Wrong. Unique up to isomorphism only.

We are long past Skolem's 1934 publication from which became clear that the natural numbers cannot possibly be the only model that fits Peano arithmetic theory. There must be, and there are, nonstandard models of arithmetic. In fact, we already knew that from Gödel's 1931 publication concerning the incompleteness of Peano arithmetic theory. You are almost a century behind with your views.

All these nonstandard models of arithmetic theory are somehow carbon copies of the natural numbers, and are somehow isomorphic, but not perfectly so, depending on what "perfect" means in this context.

Essentially unique is never really unique, because it is necessary to allow for the existence of isomorphisms.

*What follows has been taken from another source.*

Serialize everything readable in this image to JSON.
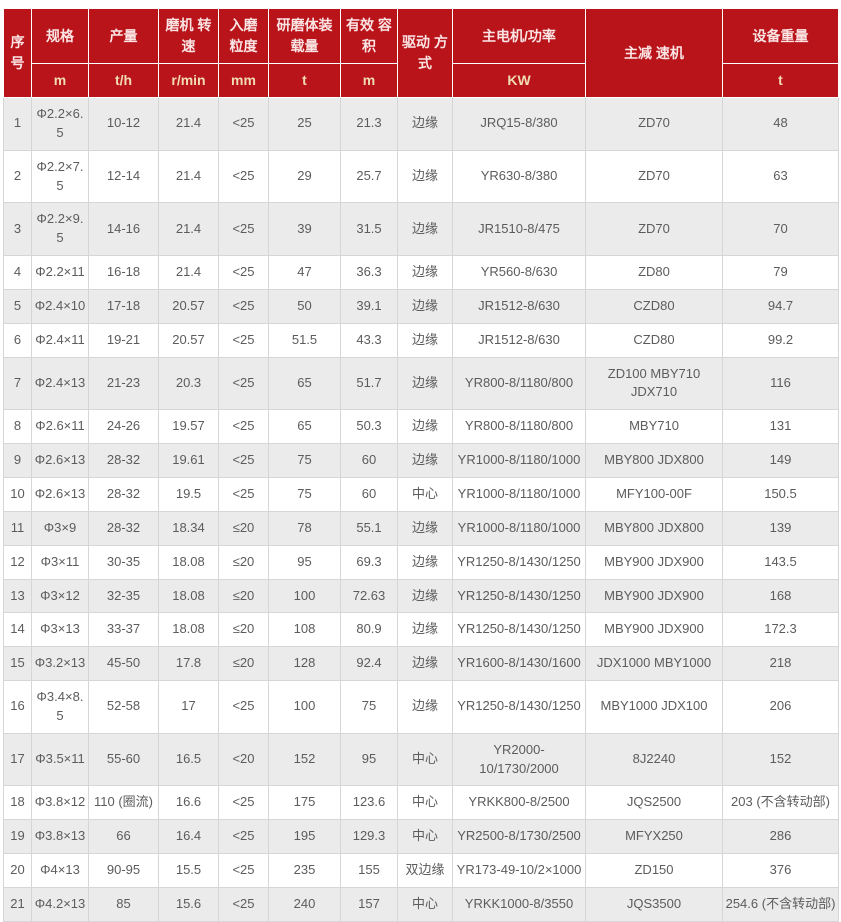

What I want to focus on is what I perceive is a claim that complexity evolves from simplicity. — TheMadFool

In the physical world, you can have simple objects of which their simple, disconnected state is much more probable than when they collectively form a more improbable, complex object. This is possible because such complex object is a game-theoretical equilibrium that is surprisingly stable, no matter how improbable.

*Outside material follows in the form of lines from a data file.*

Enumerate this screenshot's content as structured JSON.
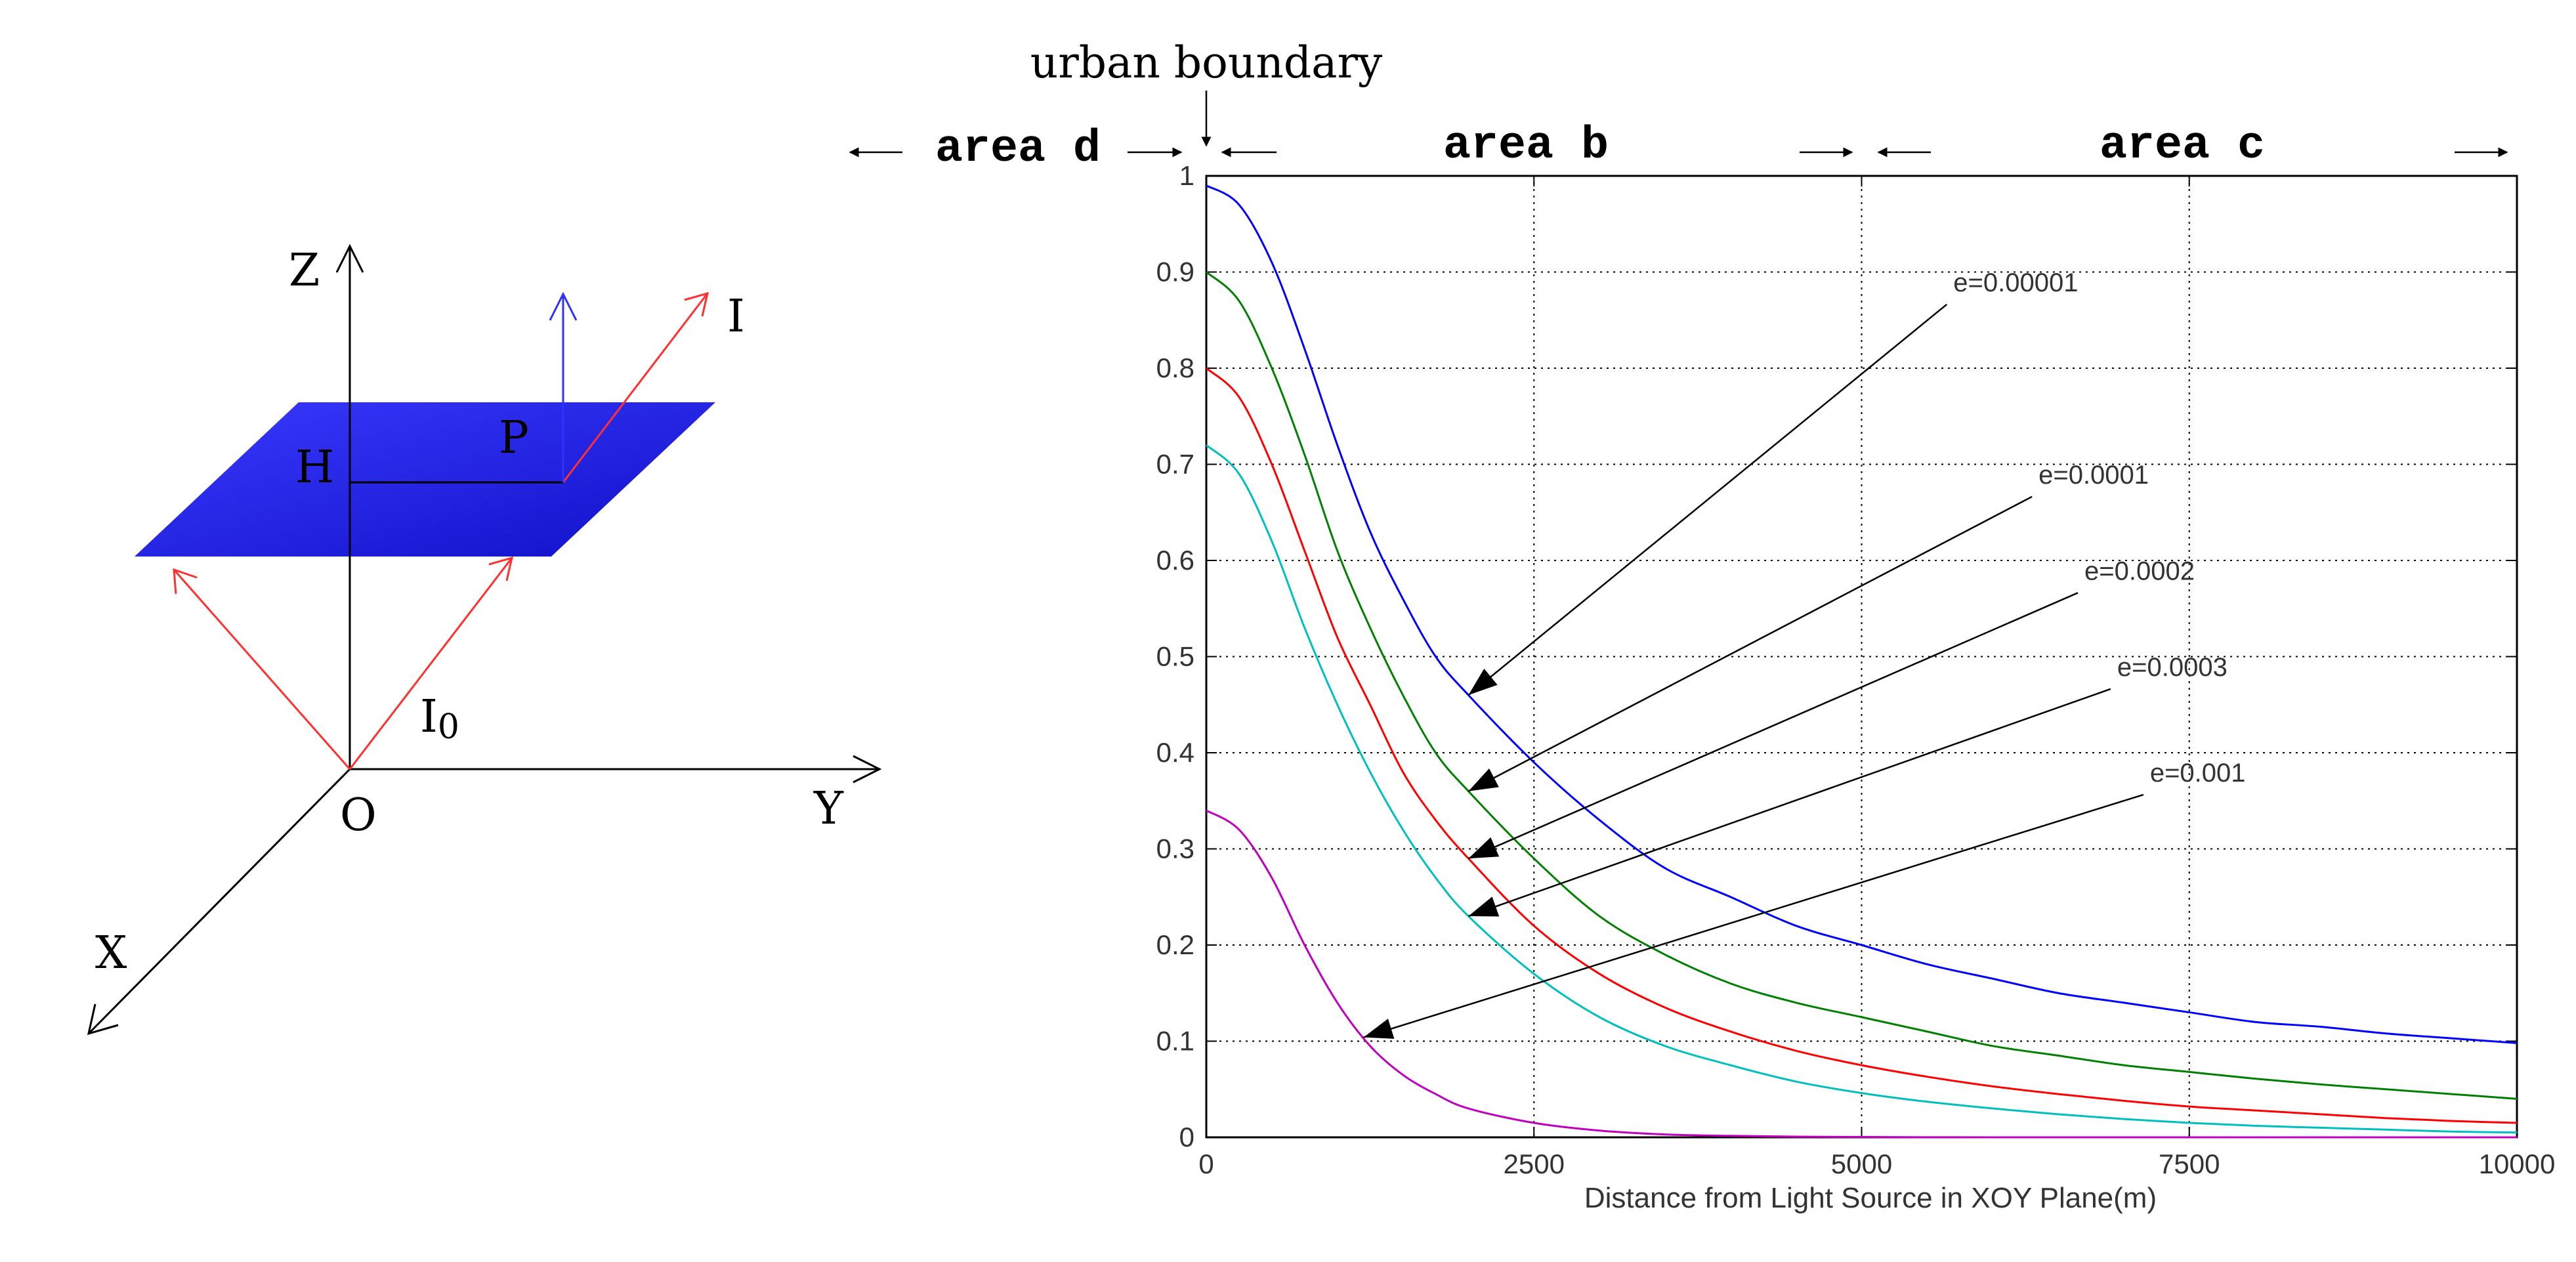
{
  "diagram": {
    "axis_z": "Z",
    "axis_y": "Y",
    "axis_x": "X",
    "origin": "O",
    "point_h": "H",
    "point_p": "P",
    "ray_i": "I",
    "ray_i0": "I",
    "ray_i0_sub": "0",
    "plane_color": "#1f1fe0",
    "ray_color": "#ff3030",
    "normal_color": "#3030ff"
  },
  "annotations": {
    "urban_boundary": "urban boundary",
    "area_d": "area d",
    "area_b": "area b",
    "area_c": "area c"
  },
  "chart_data": {
    "type": "line",
    "xlabel": "Distance from Light Source in  XOY  Plane(m)",
    "ylabel": "",
    "xlim": [
      0,
      10000
    ],
    "ylim": [
      0,
      1
    ],
    "xticks": [
      "0",
      "2500",
      "5000",
      "7500",
      "10000"
    ],
    "xtick_values": [
      0,
      2500,
      5000,
      7500,
      10000
    ],
    "yticks": [
      "0",
      "0.1",
      "0.2",
      "0.3",
      "0.4",
      "0.5",
      "0.6",
      "0.7",
      "0.8",
      "0.9",
      "1"
    ],
    "ytick_values": [
      0,
      0.1,
      0.2,
      0.3,
      0.4,
      0.5,
      0.6,
      0.7,
      0.8,
      0.9,
      1
    ],
    "grid": true,
    "x": [
      0,
      250,
      500,
      750,
      1000,
      1250,
      1500,
      1750,
      2000,
      2500,
      3000,
      3500,
      4000,
      4500,
      5000,
      5500,
      6000,
      6500,
      7000,
      7500,
      8000,
      8500,
      9000,
      9500,
      10000
    ],
    "series": [
      {
        "name": "e=0.00001",
        "color": "#0000ff",
        "values": [
          0.99,
          0.97,
          0.91,
          0.82,
          0.72,
          0.63,
          0.56,
          0.5,
          0.46,
          0.39,
          0.33,
          0.28,
          0.25,
          0.22,
          0.2,
          0.18,
          0.165,
          0.15,
          0.14,
          0.13,
          0.12,
          0.115,
          0.108,
          0.103,
          0.098
        ]
      },
      {
        "name": "e=0.0001",
        "color": "#008000",
        "values": [
          0.9,
          0.87,
          0.8,
          0.71,
          0.61,
          0.53,
          0.46,
          0.4,
          0.36,
          0.29,
          0.23,
          0.19,
          0.16,
          0.14,
          0.125,
          0.11,
          0.095,
          0.085,
          0.075,
          0.068,
          0.061,
          0.055,
          0.05,
          0.045,
          0.04
        ]
      },
      {
        "name": "e=0.0002",
        "color": "#ff0000",
        "values": [
          0.8,
          0.77,
          0.7,
          0.61,
          0.52,
          0.45,
          0.38,
          0.33,
          0.29,
          0.22,
          0.17,
          0.135,
          0.11,
          0.09,
          0.075,
          0.063,
          0.053,
          0.045,
          0.038,
          0.032,
          0.028,
          0.024,
          0.02,
          0.017,
          0.015
        ]
      },
      {
        "name": "e=0.0003",
        "color": "#00bfbf",
        "values": [
          0.72,
          0.69,
          0.62,
          0.53,
          0.45,
          0.38,
          0.32,
          0.27,
          0.23,
          0.17,
          0.125,
          0.095,
          0.075,
          0.058,
          0.046,
          0.037,
          0.03,
          0.024,
          0.019,
          0.015,
          0.012,
          0.01,
          0.008,
          0.006,
          0.005
        ]
      },
      {
        "name": "e=0.001",
        "color": "#bf00bf",
        "values": [
          0.34,
          0.32,
          0.27,
          0.2,
          0.14,
          0.095,
          0.065,
          0.045,
          0.03,
          0.015,
          0.007,
          0.003,
          0.0015,
          0.0007,
          0.0003,
          0.0001,
          0,
          0,
          0,
          0,
          0,
          0,
          0,
          0,
          0
        ]
      }
    ],
    "callouts": [
      {
        "label": "e=0.00001",
        "series": 0,
        "at_x": 2000,
        "label_x": 5700,
        "label_y": 0.88
      },
      {
        "label": "e=0.0001",
        "series": 1,
        "at_x": 2000,
        "label_x": 6350,
        "label_y": 0.68
      },
      {
        "label": "e=0.0002",
        "series": 2,
        "at_x": 2000,
        "label_x": 6700,
        "label_y": 0.58
      },
      {
        "label": "e=0.0003",
        "series": 3,
        "at_x": 2000,
        "label_x": 6950,
        "label_y": 0.48
      },
      {
        "label": "e=0.001",
        "series": 4,
        "at_x": 1200,
        "label_x": 7200,
        "label_y": 0.37
      }
    ]
  }
}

For example, the reason why an electron prefers to orbit around the nucleus of an atom is ultimately because the electron's internal structure becomes itself more stable by doing that. The electron itself will less easily fall apart into smaller constituents, if it is itself part of that larger whole (the atom).

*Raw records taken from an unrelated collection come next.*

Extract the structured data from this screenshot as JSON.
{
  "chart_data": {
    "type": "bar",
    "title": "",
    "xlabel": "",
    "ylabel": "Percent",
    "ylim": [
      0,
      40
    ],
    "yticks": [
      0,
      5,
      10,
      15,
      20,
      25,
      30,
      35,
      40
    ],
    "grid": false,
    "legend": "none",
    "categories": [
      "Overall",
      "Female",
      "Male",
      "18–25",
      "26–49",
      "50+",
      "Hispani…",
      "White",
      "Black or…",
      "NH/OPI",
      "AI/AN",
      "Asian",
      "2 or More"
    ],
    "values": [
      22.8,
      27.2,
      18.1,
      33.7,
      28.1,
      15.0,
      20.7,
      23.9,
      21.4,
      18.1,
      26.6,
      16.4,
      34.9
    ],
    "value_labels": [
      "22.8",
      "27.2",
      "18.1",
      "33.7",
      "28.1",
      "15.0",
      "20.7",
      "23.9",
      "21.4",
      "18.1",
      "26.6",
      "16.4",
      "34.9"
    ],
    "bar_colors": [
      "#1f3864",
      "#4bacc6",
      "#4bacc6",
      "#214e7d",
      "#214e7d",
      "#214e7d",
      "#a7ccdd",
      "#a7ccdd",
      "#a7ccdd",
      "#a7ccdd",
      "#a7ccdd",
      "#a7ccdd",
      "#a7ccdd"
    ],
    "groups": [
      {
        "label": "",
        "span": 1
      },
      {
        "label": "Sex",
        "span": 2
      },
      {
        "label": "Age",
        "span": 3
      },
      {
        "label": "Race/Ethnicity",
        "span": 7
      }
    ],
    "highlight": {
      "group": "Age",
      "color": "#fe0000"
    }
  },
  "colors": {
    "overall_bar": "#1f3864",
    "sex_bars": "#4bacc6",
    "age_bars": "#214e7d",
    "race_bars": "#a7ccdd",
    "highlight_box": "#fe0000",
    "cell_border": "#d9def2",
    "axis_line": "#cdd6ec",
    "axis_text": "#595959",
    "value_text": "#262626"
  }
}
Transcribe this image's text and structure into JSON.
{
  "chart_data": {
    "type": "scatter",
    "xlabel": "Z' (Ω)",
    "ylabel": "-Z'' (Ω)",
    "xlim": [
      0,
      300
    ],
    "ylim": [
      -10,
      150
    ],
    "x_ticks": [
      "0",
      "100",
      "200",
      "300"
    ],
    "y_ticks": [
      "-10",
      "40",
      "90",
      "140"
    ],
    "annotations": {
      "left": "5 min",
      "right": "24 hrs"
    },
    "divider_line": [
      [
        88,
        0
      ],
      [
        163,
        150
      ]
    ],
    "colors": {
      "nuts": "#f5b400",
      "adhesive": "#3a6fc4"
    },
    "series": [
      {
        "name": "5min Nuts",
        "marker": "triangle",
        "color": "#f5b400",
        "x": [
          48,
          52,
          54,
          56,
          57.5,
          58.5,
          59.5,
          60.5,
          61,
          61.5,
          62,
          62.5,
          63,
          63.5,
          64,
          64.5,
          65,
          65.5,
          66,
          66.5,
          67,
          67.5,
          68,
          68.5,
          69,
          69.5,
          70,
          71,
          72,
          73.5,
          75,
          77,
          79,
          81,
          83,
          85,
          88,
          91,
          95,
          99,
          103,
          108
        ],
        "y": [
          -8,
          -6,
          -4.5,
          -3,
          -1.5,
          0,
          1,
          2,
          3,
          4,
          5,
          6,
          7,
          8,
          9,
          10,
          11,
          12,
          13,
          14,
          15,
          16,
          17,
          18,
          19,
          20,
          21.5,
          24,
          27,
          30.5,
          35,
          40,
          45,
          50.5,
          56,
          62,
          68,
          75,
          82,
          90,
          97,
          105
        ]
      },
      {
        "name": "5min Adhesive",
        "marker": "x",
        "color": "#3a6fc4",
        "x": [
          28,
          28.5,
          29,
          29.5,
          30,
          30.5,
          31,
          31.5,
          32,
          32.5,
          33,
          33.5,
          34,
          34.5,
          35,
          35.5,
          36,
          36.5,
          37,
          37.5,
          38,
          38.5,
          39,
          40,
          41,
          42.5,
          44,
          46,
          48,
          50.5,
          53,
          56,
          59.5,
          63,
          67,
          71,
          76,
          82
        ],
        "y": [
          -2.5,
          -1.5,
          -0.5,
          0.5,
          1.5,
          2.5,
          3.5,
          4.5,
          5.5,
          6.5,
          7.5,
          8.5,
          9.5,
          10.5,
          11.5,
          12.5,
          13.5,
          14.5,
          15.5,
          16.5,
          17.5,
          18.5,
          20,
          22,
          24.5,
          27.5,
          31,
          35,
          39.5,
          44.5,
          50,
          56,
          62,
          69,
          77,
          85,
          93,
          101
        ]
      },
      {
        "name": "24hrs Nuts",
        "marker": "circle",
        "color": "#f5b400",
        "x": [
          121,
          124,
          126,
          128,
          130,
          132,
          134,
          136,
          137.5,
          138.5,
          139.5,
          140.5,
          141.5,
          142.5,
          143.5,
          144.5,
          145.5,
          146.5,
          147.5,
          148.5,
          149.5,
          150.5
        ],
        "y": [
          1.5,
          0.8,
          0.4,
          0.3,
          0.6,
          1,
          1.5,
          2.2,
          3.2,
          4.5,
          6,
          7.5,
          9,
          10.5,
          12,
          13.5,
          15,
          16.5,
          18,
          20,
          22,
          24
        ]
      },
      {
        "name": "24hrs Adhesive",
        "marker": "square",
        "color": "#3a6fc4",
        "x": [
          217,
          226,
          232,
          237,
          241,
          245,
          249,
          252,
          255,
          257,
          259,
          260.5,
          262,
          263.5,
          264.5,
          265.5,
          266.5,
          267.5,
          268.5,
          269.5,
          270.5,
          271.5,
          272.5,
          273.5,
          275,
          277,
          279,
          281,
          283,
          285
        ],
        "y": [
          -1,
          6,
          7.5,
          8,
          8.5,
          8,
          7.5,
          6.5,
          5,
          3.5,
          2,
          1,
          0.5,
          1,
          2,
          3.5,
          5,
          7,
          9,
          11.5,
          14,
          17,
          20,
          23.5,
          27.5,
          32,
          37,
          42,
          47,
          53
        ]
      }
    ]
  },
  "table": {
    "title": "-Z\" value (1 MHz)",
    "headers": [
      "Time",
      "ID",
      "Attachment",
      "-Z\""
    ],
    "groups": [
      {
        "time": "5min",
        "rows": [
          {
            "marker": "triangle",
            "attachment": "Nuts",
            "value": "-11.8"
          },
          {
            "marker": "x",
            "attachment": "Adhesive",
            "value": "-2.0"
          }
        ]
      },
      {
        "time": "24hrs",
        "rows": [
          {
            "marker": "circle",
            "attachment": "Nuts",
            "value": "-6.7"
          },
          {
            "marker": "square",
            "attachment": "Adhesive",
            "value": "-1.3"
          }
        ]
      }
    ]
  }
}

In fact, this hypothesis could probably even be tested scientifically. It should be easier to (cost substantially less energy) to smash a free electron apart than one that is orbiting around an atom. The same should be true for a proton or neutron. A free particle should be easier to smash apart than one that is embedded inside the nucleus of an atom.

If this idea that simplicity evolves into complexity is true then what explains the quite obvious fact that humans when engaged in creative acts can never produce something more complex than humans themselves? — TheMadFool

If you compare two ideas, then one could be better than the other one. In this context, we could define the term "better idea" as an idea that will live longer. Combining ideas into larger ones, however, does not necessarily create a game-theoretical equilibrium between them. For that to happen, each idea of a combination of two ideas should be able to survive longer, exactly because it is combined with the other one.

Why would this be the case?

For example, the nine axioms of Peano standard arithmetic theory are a combination of nine ideas. Would you improve the strength of arithmetic theory by adding new axioms? Not necessarily, because it will be possible to produce most candidate axioms as theorems of the nine existing ones. So, they would mostly be redundant. Without claiming that it will be impossible to do, it is hard to find an additional axiom that is truly independent from the existing ones, and that would meaningfully extend number theory. Another problem is that adding a new axiom would make you trust more, while increasing the amount of trust is not necessarily a good idea. Furthermore, number theory will never really die. It is not a living thing anyway.